CONTRIBUTOS PARA A HISTÓRIA DA CIDADE DO PORTO

Teles Ferreira no século XXI

por Nuno Cruz, em 20.05.18

Confesso que tinha agendado mais para a frente falar-vos de novo sobre a carta topográfica da cidade do Porto de 1892, pois encontrei nos relatórios camarários um documento da autoria do "grande arquiteto" da primeira planta executada com base científica da cidade do Porto que pretendia aqui reproduzir. A razão porque o ia fazer apenas mais à frente advém de ainda há pouco ter colocado uma publicação versando este tema (como podem comprovar aqui). Contudo, tendo tido a felicidade de hoje[1] assistir ao Um objeto e seus discursos precisamente sobre uma pedra litográfica de um conjunto de seis que foram executadas para a impressão da planta da cidade numa versão mais reduzida do que as magníficas folhas aguareladas que hoje existem bem guardadas no Arquivo Municipal do Porto e disponíveis on line; não vi melhor altura do que esta para avançar com a minha ideia.

 

O evento foi muito interessante.

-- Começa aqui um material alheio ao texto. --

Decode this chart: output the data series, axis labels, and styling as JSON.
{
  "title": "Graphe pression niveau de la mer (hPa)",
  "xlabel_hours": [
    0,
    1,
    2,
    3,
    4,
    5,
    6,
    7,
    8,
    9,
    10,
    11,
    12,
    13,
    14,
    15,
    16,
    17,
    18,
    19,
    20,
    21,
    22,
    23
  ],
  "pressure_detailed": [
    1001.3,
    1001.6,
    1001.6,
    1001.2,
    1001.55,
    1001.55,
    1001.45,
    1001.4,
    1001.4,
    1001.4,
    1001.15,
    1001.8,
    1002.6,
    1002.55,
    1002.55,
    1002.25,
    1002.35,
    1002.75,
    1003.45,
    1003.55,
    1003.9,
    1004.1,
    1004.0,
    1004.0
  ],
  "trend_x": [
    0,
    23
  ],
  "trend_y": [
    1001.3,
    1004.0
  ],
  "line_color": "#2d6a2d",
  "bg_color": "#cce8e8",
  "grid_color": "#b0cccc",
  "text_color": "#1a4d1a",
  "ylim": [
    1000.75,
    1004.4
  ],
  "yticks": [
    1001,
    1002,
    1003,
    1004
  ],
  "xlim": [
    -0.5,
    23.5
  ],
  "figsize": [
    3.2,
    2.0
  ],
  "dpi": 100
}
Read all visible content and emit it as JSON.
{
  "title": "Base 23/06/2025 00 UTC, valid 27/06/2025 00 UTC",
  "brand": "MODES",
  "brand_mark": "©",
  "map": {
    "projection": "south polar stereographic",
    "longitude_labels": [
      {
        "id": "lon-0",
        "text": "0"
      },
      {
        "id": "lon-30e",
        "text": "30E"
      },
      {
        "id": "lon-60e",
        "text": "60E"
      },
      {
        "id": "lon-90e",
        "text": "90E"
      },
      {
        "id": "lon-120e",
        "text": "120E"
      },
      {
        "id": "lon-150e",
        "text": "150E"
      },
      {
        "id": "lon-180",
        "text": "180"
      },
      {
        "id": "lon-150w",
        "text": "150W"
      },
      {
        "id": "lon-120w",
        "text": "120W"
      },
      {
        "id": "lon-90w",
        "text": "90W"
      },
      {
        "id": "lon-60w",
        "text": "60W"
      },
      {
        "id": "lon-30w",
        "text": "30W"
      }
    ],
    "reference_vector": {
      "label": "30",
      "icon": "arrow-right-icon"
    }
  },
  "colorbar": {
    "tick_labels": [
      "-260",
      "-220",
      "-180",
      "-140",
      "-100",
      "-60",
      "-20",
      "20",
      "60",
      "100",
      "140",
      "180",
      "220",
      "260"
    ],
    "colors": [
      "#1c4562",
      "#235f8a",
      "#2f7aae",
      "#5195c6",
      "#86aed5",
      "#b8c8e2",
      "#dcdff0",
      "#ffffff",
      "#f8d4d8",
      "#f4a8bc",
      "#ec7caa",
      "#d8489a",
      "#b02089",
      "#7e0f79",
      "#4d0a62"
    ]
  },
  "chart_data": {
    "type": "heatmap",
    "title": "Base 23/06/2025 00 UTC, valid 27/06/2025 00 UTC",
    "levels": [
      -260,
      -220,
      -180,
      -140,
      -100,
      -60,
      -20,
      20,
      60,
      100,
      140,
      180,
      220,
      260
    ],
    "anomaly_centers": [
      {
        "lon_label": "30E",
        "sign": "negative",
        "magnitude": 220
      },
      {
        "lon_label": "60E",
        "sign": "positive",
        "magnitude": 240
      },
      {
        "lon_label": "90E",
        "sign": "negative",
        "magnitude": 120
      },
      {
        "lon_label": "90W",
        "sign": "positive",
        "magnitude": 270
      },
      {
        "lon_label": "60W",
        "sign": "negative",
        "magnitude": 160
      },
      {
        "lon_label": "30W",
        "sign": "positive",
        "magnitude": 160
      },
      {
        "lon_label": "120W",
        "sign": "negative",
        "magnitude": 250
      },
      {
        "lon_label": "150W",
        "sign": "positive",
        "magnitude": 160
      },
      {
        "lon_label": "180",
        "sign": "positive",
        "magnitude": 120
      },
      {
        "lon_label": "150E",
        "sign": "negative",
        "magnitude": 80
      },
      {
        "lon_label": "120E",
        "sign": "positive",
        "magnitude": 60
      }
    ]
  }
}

Apreciei bastante a intervenção do Sr. vereador Pedro Baganha, cujas palavras, além de elucidativas, me fez acreditar no seu genuíno amor à cidade. Igualmente interessante foi a intervenção do técnico informático responsável pelo desenvolvimento de um excelente projeto que hoje teve o seu dia 1 fora dos circuitos fechados dos servidores da câmara (incrível é como este projeto, originalmente pensado para auxiliar na gestão dos cemitérios municipais, em boa hora se transformou neste grande empreendimento!). Trata-se precisamente de uma planta da cidade interativa, totalmente gratuita e disponível on line. Esta planta tem como base de arranque precisamente a de Teles Ferreira. Mas o seu objetivo é traze-la camada a camada até ao presente e mesmo até aos anos anteriores a 1892. Por agora apenas se encontra disponível o centro histórico da cidade, mas no futuro é todo o seu território que nos será mostrado, chegando ao pormenor de indicar muita documentação que existe inerente a monumentos, edifícios, arruamentos e praças, etc, relacionando-os com outros sítios na internet. Poderão desde já encontrar a(s) planta(s) a que me refiro aqui http://www.cm-porto.pt/cartas-historicas-interativas-do-porto/cartas-historicas-interativas-do-porto. Não se admirem, caros leitores, se passarem horas a explorar esta ferramenta...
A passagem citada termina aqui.